И не надо было мастеру Шевелеву хватать меня за рукав и обзывать такими словами, которыми в «Крокодиле» обзывают последних империалистов и поджигателей новой войны. На очной ставке он ведь принес свои извинения.
– Прости, – говорит, – Костя. На посту я был. За невыполнение плана, сам знаешь, тринадцатая зарплата накрылась бы, и талон на мясо не дали бы к празднику…
На очной ставке простил я ему, а тогда возмутился и поставил Шевелева на свое место одним резким движением. Он позвал помощника, и им удалось связать меня за руки. При этом я успел оттолкнуть лицо Шевелева связанными руками, так как оно находилось в неприятной близости от меня, обдавая сивушным перегаром.
Тоне Шевелев приказал с явной угрозой оставаться на рабочем месте, иначе ее осудят за саботаж производства и не переведут с шестикоечной комнаты в трехкоечную.
Она и осталась. Я сразу же понял, что такая кандидатка в жены женою моею не будет. Не было счастья, да несчастье помогло. Остальное вам известно. Тумбочку я разбил случайно ногой, потому что руки у меня были связаны, и я не буйствовал вовсе, а возмущался системой трудовых вахт.
Если в конституции записано, что мы имеем право на труд, то это не значит, что труд, когда захочет, имеет право на нас. Вы наведите ревизию на комбинате и увидите, сколько раз в году дирекция и партком заставляют работать ткачих сверхурочно под соусом разных дней рожденья, присоединений Прибалтики и Украины, годовщин каких угодно, начиная со столетия Максима Горького и кончая юбилеем выпуска первого советского метра ситца свободными от рабства капитала ткачихами. А приплытие «Ленина» на Северный полюс – вообще смешно.

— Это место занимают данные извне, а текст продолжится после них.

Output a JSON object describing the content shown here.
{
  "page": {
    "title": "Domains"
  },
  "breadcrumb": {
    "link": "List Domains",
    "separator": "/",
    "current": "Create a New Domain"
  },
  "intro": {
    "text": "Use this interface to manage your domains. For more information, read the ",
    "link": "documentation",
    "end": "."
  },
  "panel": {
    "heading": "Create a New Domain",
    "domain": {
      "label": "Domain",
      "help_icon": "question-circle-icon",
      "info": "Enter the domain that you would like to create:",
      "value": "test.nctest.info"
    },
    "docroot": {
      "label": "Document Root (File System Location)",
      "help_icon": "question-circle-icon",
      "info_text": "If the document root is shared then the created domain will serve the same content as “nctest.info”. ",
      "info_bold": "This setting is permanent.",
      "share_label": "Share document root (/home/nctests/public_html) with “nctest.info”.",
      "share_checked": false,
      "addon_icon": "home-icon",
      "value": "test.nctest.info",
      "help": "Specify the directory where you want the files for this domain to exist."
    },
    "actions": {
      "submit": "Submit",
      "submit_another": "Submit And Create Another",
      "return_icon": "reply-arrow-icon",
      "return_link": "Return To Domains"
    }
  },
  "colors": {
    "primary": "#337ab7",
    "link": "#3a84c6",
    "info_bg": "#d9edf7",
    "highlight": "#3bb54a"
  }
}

Прошу суд назначить экспертизу моему здоровью, так как потерял большую его часть от рукоприкладства следователя Харборова, и психика моя нарушена обвинениями в антисоветских настроениях. Прошу не подвергать ответственности инвалида войны Царапова за якобы спекуляцию жилплощадью в корыстных целях, используя временные трудности государства в жилищном строительстве.

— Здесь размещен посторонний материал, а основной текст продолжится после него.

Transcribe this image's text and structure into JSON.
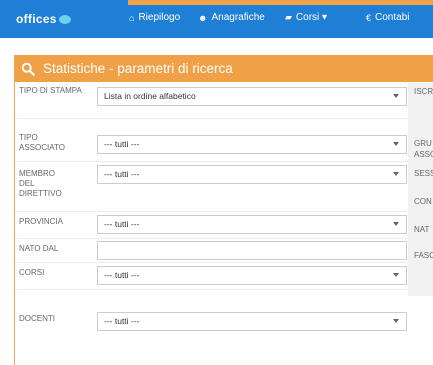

Руководить надо лучше и на других принципах, чем горлопанство с трудовыми вахтами, и не пускать денежки наши кровные на ветер черт знает где. И не борьбой за мир надо заморочивать нам головы на митингах, и в войну хватит играть нашим генералам и политикам, как в детстве. Не маленькие уже.
Еще раз повторяю, что я против трудовых вахт. Жизнь рабочего человека и так – сплошная трудовая вахта до самой пенсии, если, конечно, он раньше не выйдет в расход от подгонялок и плохой производительности труда.
Прилагаю через своего защитника, от которого толку как от козла молока, денежную претензию к парткому комбината в размере 36 рублей за оставленную в комнате Царапова начатую бутылку водки и не начатую бутылку шампанского, включая хризантему с гвоздикой в стакане и закуску, а также нереализованную жилплощадь за одну ночь…
За разбитую попытку начать брачную жизнь счета не предъявляю, так как на деньги эту травму перевести нельзя. Есть у нас кое-что подороже денег и трудовых вахт. У меня без вахт производительность труда годовая 110-125%. Справка об этом приложена к делу. Прошу коллектив цеха взять меня на поруки и обязуюсь начать работать в счет 1981 года. Славного года XXVI съезда нашей партии, который станет, как правильно заметил прокурор, очередной исторической вехой в жизни нашего прогрессивного народа, уверенно шагающего в ногу с партией вперед к светлому будущему, за что прошу сделать мне снисхождение. В крайнем случае, желаю выходить из тюрьмы на исправительный труд в своем цеху, где от меня будет больше пользы, чем на склеивании коробок для конфет «Привет из космоса». Прошу также не набавлять лишний срок за откровенность рабочего человека, о чем меня предупреждал защитник…
Мы придем к победе коммунистического труда.